Menulis dan mempublikasikan tulisan adalah dua hal berbeda. Tidak semua orang menulis untuk mencari pembaca di luar dirinya. Ada kalanya saya menulis hanya demi menyelamatkan diri saya dari chaos di kepala saya sendiri.
Kini telah muncul tren ‘curhat’ di ranah tulisan, seperti karya Marchella FP dengan NKCTHI dan Lala Bohang, bagaimana Anda melihat tren ini?
Yang sering saya lihat, orang berpikir bahwa itu pengaruh media sosial, pengaruh cara kita berkomunikasi di sana. Biasanya dilanjutkan dengan bilang bahwa ada sesuatu yang serba tergesa-gesa, kurang pendalaman, atau semacam itu. Biasanya itu datang dari cara berpikir yang menganggap menulis membutuhkan semacam kontemplasi yang dalam atau hal-hal seperti itu. Saya sendiri berpikir, meskipun tidak semua jenis tulisan saya baca, ada begitu banyak jenis medium dan ada begitu banyak cara bertutur yang masing-masing orang rasa pas untuk gagasan mereka. Karena, bagi saya, bentuk yang kita pilih berurusan dengan seberapa matang kita memikirkan gagasan kita. Seringkali memikirkan satu gagasan berarti membiarkan gagasan saya tersebut memilih bentuknya sendiri. Itu yang pertama.
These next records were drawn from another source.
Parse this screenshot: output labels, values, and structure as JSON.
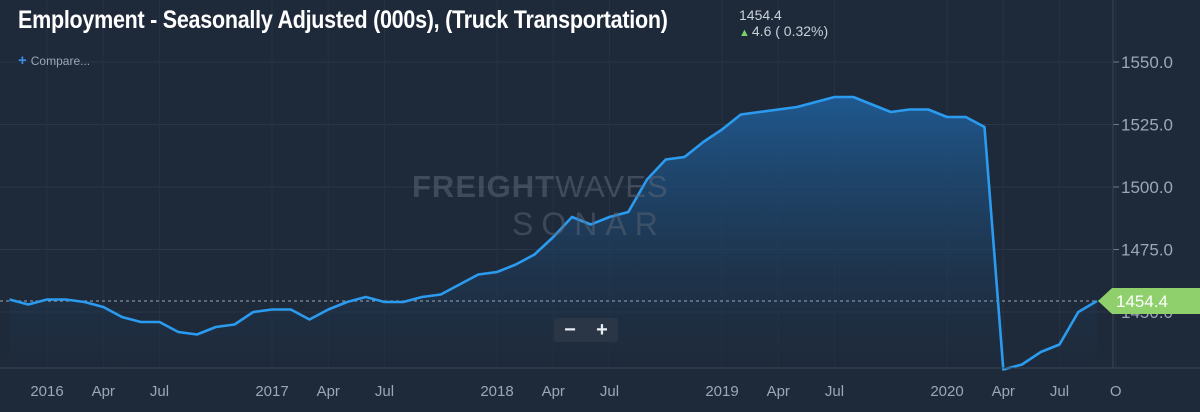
{
  "header": {
    "title": "Employment - Seasonally Adjusted (000s), (Truck Transportation)",
    "last_value": "1454.4",
    "change": "4.6 ( 0.32%)",
    "compare_label": "Compare..."
  },
  "watermark": {
    "brand_bold": "FREIGHT",
    "brand_thin": "WAVES",
    "product": "SONAR"
  },
  "zoom": {
    "minus": "−",
    "plus": "+"
  },
  "colors": {
    "background": "#1e2a3a",
    "line": "#2b9bf0",
    "area_top": "#1e5a92",
    "badge": "#8fd06c",
    "up_arrow": "#7bd36a",
    "grid": "#2b3747"
  },
  "chart_data": {
    "type": "area",
    "title": "Employment - Seasonally Adjusted (000s), (Truck Transportation)",
    "x": [
      "2015-11",
      "2015-12",
      "2016-01",
      "2016-02",
      "2016-03",
      "2016-04",
      "2016-05",
      "2016-06",
      "2016-07",
      "2016-08",
      "2016-09",
      "2016-10",
      "2016-11",
      "2016-12",
      "2017-01",
      "2017-02",
      "2017-03",
      "2017-04",
      "2017-05",
      "2017-06",
      "2017-07",
      "2017-08",
      "2017-09",
      "2017-10",
      "2017-11",
      "2017-12",
      "2018-01",
      "2018-02",
      "2018-03",
      "2018-04",
      "2018-05",
      "2018-06",
      "2018-07",
      "2018-08",
      "2018-09",
      "2018-10",
      "2018-11",
      "2018-12",
      "2019-01",
      "2019-02",
      "2019-03",
      "2019-04",
      "2019-05",
      "2019-06",
      "2019-07",
      "2019-08",
      "2019-09",
      "2019-10",
      "2019-11",
      "2019-12",
      "2020-01",
      "2020-02",
      "2020-03",
      "2020-04",
      "2020-05",
      "2020-06",
      "2020-07",
      "2020-08",
      "2020-09"
    ],
    "values": [
      1455,
      1453,
      1455,
      1455,
      1454,
      1452,
      1448,
      1446,
      1446,
      1442,
      1441,
      1444,
      1445,
      1450,
      1451,
      1451,
      1447,
      1451,
      1454,
      1456,
      1454,
      1454,
      1456,
      1457,
      1461,
      1465,
      1466,
      1469,
      1473,
      1480,
      1488,
      1485,
      1488,
      1490,
      1503,
      1511,
      1512,
      1518,
      1523,
      1529,
      1530,
      1531,
      1532,
      1534,
      1536,
      1536,
      1533,
      1530,
      1531,
      1531,
      1528,
      1528,
      1524,
      1427,
      1429,
      1434,
      1437,
      1450,
      1454.4
    ],
    "x_ticks": [
      {
        "date": "2016-01",
        "label": "2016"
      },
      {
        "date": "2016-04",
        "label": "Apr"
      },
      {
        "date": "2016-07",
        "label": "Jul"
      },
      {
        "date": "2017-01",
        "label": "2017"
      },
      {
        "date": "2017-04",
        "label": "Apr"
      },
      {
        "date": "2017-07",
        "label": "Jul"
      },
      {
        "date": "2018-01",
        "label": "2018"
      },
      {
        "date": "2018-04",
        "label": "Apr"
      },
      {
        "date": "2018-07",
        "label": "Jul"
      },
      {
        "date": "2019-01",
        "label": "2019"
      },
      {
        "date": "2019-04",
        "label": "Apr"
      },
      {
        "date": "2019-07",
        "label": "Jul"
      },
      {
        "date": "2020-01",
        "label": "2020"
      },
      {
        "date": "2020-04",
        "label": "Apr"
      },
      {
        "date": "2020-07",
        "label": "Jul"
      },
      {
        "date": "2020-10",
        "label": "O"
      }
    ],
    "y_ticks": [
      "1550.0",
      "1525.0",
      "1500.0",
      "1475.0",
      "1450.0"
    ],
    "ylim": [
      1420,
      1570
    ],
    "last_value_label": "1454.4",
    "grid": true,
    "reference_line": 1454.4
  }
}
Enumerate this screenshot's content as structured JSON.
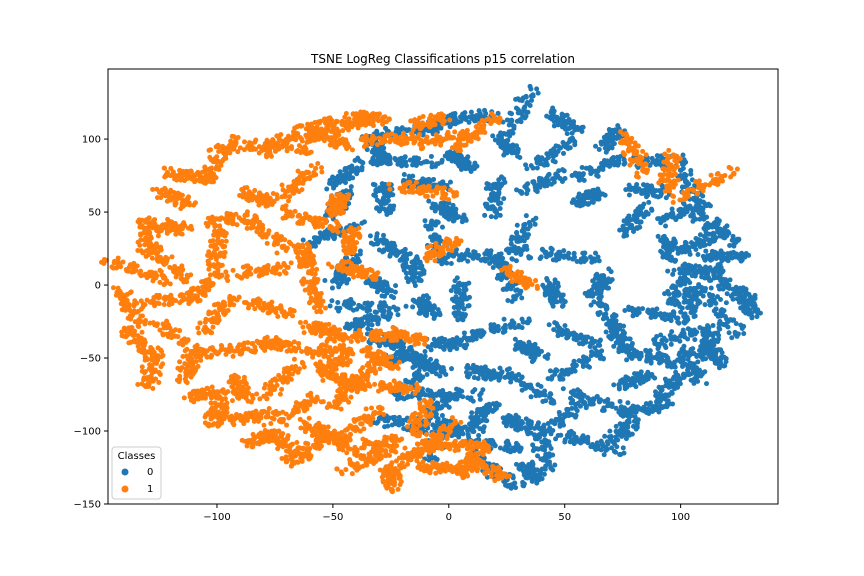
{
  "chart_data": {
    "type": "scatter",
    "title": "TSNE LogReg Classifications p15 correlation",
    "xlabel": "",
    "ylabel": "",
    "xlim": [
      -147,
      142
    ],
    "ylim": [
      -150,
      148
    ],
    "xticks": [
      -100,
      -50,
      0,
      50,
      100
    ],
    "yticks": [
      -150,
      -100,
      -50,
      0,
      50,
      100
    ],
    "xtick_labels": [
      "−100",
      "−50",
      "0",
      "50",
      "100"
    ],
    "ytick_labels": [
      "−150",
      "−100",
      "−50",
      "0",
      "50",
      "100"
    ],
    "grid": false,
    "legend": {
      "title": "Classes",
      "placement": "lower-left",
      "entries": [
        {
          "label": "0",
          "color": "#1f77b4"
        },
        {
          "label": "1",
          "color": "#ff7f0e"
        }
      ]
    },
    "series": [
      {
        "name": "0",
        "color": "#1f77b4",
        "region_note_points": [
          [
            -45,
            75
          ],
          [
            -30,
            90
          ],
          [
            -20,
            105
          ],
          [
            -5,
            110
          ],
          [
            10,
            115
          ],
          [
            30,
            118
          ],
          [
            50,
            112
          ],
          [
            70,
            100
          ],
          [
            90,
            85
          ],
          [
            105,
            65
          ],
          [
            115,
            40
          ],
          [
            118,
            20
          ],
          [
            120,
            0
          ],
          [
            118,
            -20
          ],
          [
            112,
            -40
          ],
          [
            105,
            -55
          ],
          [
            95,
            -70
          ],
          [
            85,
            -85
          ],
          [
            75,
            -100
          ],
          [
            60,
            -108
          ],
          [
            40,
            -112
          ],
          [
            20,
            -110
          ],
          [
            5,
            -100
          ],
          [
            -5,
            -85
          ],
          [
            -15,
            -65
          ],
          [
            -25,
            -40
          ],
          [
            -35,
            -15
          ],
          [
            -45,
            10
          ],
          [
            -50,
            35
          ],
          [
            -48,
            55
          ],
          [
            0,
            50
          ],
          [
            20,
            60
          ],
          [
            40,
            70
          ],
          [
            60,
            60
          ],
          [
            80,
            45
          ],
          [
            95,
            25
          ],
          [
            100,
            0
          ],
          [
            90,
            -20
          ],
          [
            75,
            -40
          ],
          [
            55,
            -55
          ],
          [
            35,
            -70
          ],
          [
            15,
            -60
          ],
          [
            0,
            -40
          ],
          [
            -10,
            -15
          ],
          [
            -15,
            10
          ],
          [
            -5,
            30
          ],
          [
            10,
            20
          ],
          [
            30,
            30
          ],
          [
            50,
            20
          ],
          [
            65,
            0
          ],
          [
            70,
            -25
          ],
          [
            55,
            -35
          ],
          [
            35,
            -45
          ],
          [
            20,
            -30
          ],
          [
            5,
            -10
          ],
          [
            25,
            5
          ],
          [
            45,
            -5
          ],
          [
            -20,
            85
          ],
          [
            -10,
            70
          ],
          [
            5,
            85
          ],
          [
            25,
            95
          ],
          [
            45,
            90
          ],
          [
            65,
            80
          ],
          [
            85,
            65
          ],
          [
            100,
            50
          ],
          [
            110,
            30
          ],
          [
            108,
            10
          ],
          [
            105,
            -10
          ],
          [
            100,
            -35
          ],
          [
            90,
            -50
          ],
          [
            80,
            -65
          ],
          [
            65,
            -80
          ],
          [
            50,
            -90
          ],
          [
            30,
            -95
          ],
          [
            15,
            -88
          ],
          [
            -2,
            -75
          ],
          [
            -28,
            60
          ],
          [
            -25,
            25
          ],
          [
            -30,
            0
          ],
          [
            -35,
            -25
          ],
          [
            -20,
            -50
          ],
          [
            -8,
            -55
          ],
          [
            128,
            -12
          ],
          [
            115,
            -48
          ],
          [
            20,
            -128
          ],
          [
            35,
            -128
          ],
          [
            -20,
            -95
          ],
          [
            -5,
            -105
          ]
        ]
      },
      {
        "name": "1",
        "color": "#ff7f0e",
        "region_note_points": [
          [
            -130,
            35
          ],
          [
            -135,
            10
          ],
          [
            -138,
            -15
          ],
          [
            -133,
            -40
          ],
          [
            -128,
            -58
          ],
          [
            -118,
            60
          ],
          [
            -112,
            75
          ],
          [
            -100,
            85
          ],
          [
            -85,
            95
          ],
          [
            -70,
            100
          ],
          [
            -58,
            103
          ],
          [
            -120,
            40
          ],
          [
            -122,
            15
          ],
          [
            -120,
            -10
          ],
          [
            -118,
            -35
          ],
          [
            -112,
            -55
          ],
          [
            -105,
            -75
          ],
          [
            -100,
            -88
          ],
          [
            -95,
            45
          ],
          [
            -100,
            25
          ],
          [
            -105,
            0
          ],
          [
            -100,
            -20
          ],
          [
            -95,
            -45
          ],
          [
            -90,
            -70
          ],
          [
            -85,
            -90
          ],
          [
            -80,
            -105
          ],
          [
            -70,
            -110
          ],
          [
            -60,
            -112
          ],
          [
            -82,
            60
          ],
          [
            -78,
            35
          ],
          [
            -80,
            10
          ],
          [
            -78,
            -15
          ],
          [
            -75,
            -40
          ],
          [
            -72,
            -65
          ],
          [
            -65,
            -85
          ],
          [
            -55,
            -100
          ],
          [
            -45,
            -110
          ],
          [
            -35,
            -120
          ],
          [
            -25,
            -132
          ],
          [
            -65,
            70
          ],
          [
            -60,
            45
          ],
          [
            -62,
            20
          ],
          [
            -58,
            -5
          ],
          [
            -55,
            -30
          ],
          [
            -50,
            -55
          ],
          [
            -45,
            -75
          ],
          [
            -38,
            -95
          ],
          [
            -28,
            -108
          ],
          [
            -15,
            -115
          ],
          [
            -5,
            -125
          ],
          [
            -48,
            55
          ],
          [
            -42,
            30
          ],
          [
            -40,
            10
          ],
          [
            -38,
            -35
          ],
          [
            -30,
            -50
          ],
          [
            -20,
            -35
          ],
          [
            -22,
            -70
          ],
          [
            -12,
            -90
          ],
          [
            -5,
            -105
          ],
          [
            5,
            -110
          ],
          [
            10,
            -120
          ],
          [
            15,
            -125
          ],
          [
            -50,
            100
          ],
          [
            -42,
            110
          ],
          [
            -35,
            115
          ],
          [
            -25,
            100
          ],
          [
            -8,
            112
          ],
          [
            -2,
            100
          ],
          [
            12,
            105
          ],
          [
            80,
            90
          ],
          [
            95,
            78
          ],
          [
            110,
            68
          ],
          [
            -10,
            65
          ],
          [
            -3,
            25
          ],
          [
            30,
            5
          ],
          [
            -52,
            -45
          ],
          [
            -45,
            -65
          ],
          [
            -35,
            -60
          ]
        ]
      }
    ]
  }
}
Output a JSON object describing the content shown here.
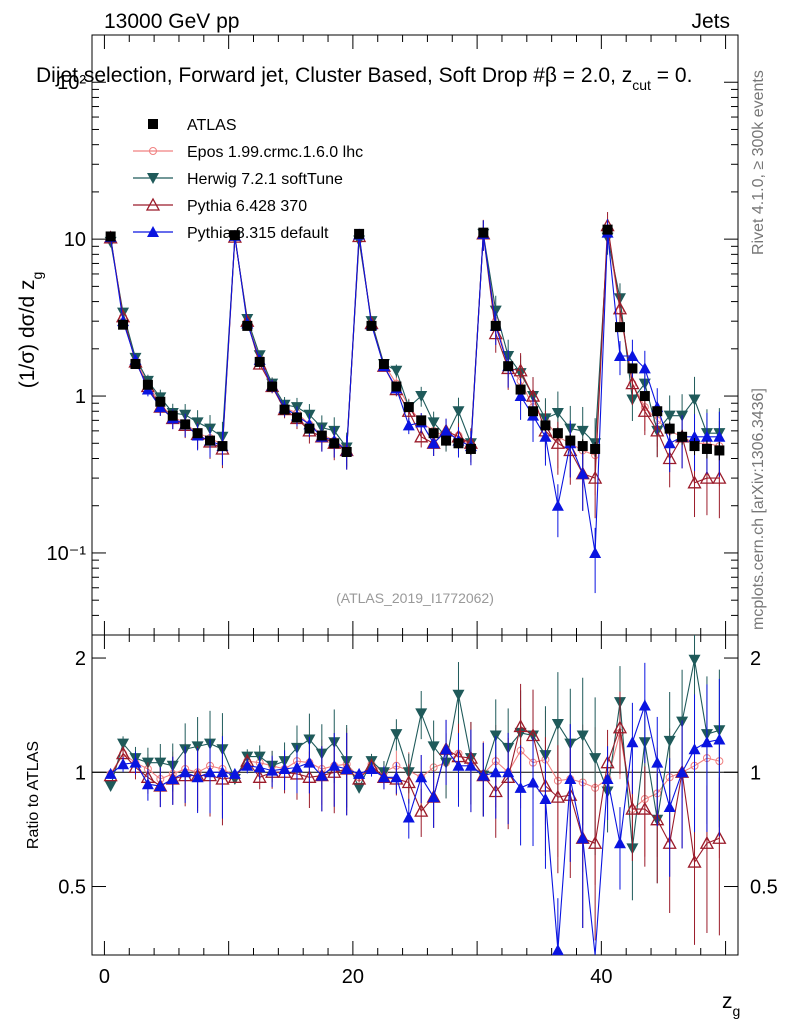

Yang kedua, seperti saya bilang sebelumnya, menulis dan menerbitkan tulisan memiliki arena yang berbeda sekali. Ada banyak penulis yang tumbuh dan mengalami era ketika menerbitkan karya belum semudah sekarang. Ketika tiba satu era di mana penerbitan menjadi jauh lebih mudah, selain kita harus berpikir kritis tentang situasi itu, kita juga jangan sampai lupa merayakannya. Kita hidup di negara, kalau dibandingkan dengan negara-negara lain, yang setiap tahun menerbitkan buku masih sedikit sekali. Kalau kita melihat angka-angka, setiap tahun buku yang terbit di Indonesia ini sangat kecil, apalagi kalau dibandingkan dengan negara lain. Persentasenya bahkan jauh lebih kecil dibanding banyak negara yang jumlah penduduknya lebih kecil.
Para penulis generasi baru yang menemukan bentuk-bentuk baru dalam menyampaikan gagasan yang mereka rasa lebih pas, bukan hanya dengan dirinya, tapi juga mungkin dengan audience tertentu yang mereka sasar, bagi saya penting dirayakan.
Selain soal bentuk, saya juga tidak percaya tulisan yang diterbitkan di Koran A atau di Penerbit B lebih keren dibanding tulisan yang dimuat di blog.
Hal lain, kita juga jarang mau berpikir bahwa pembaca itu bertumbuh. Mungkin tidak ada orang yang sekarang senang, umpamanya, membaca buku-buku Pramoedya Ananta Toer sejak kecil langsung membaca buku-buku tersebut. Ada yang memulai dari membaca cerita-cerita “Lima Sekawan”, ada yang mulai dari komik, ada yang mulai dari novel-novel Fredy S. Macam-macam. Sebagaimana penulis, pembaca itu juga bertumbuh.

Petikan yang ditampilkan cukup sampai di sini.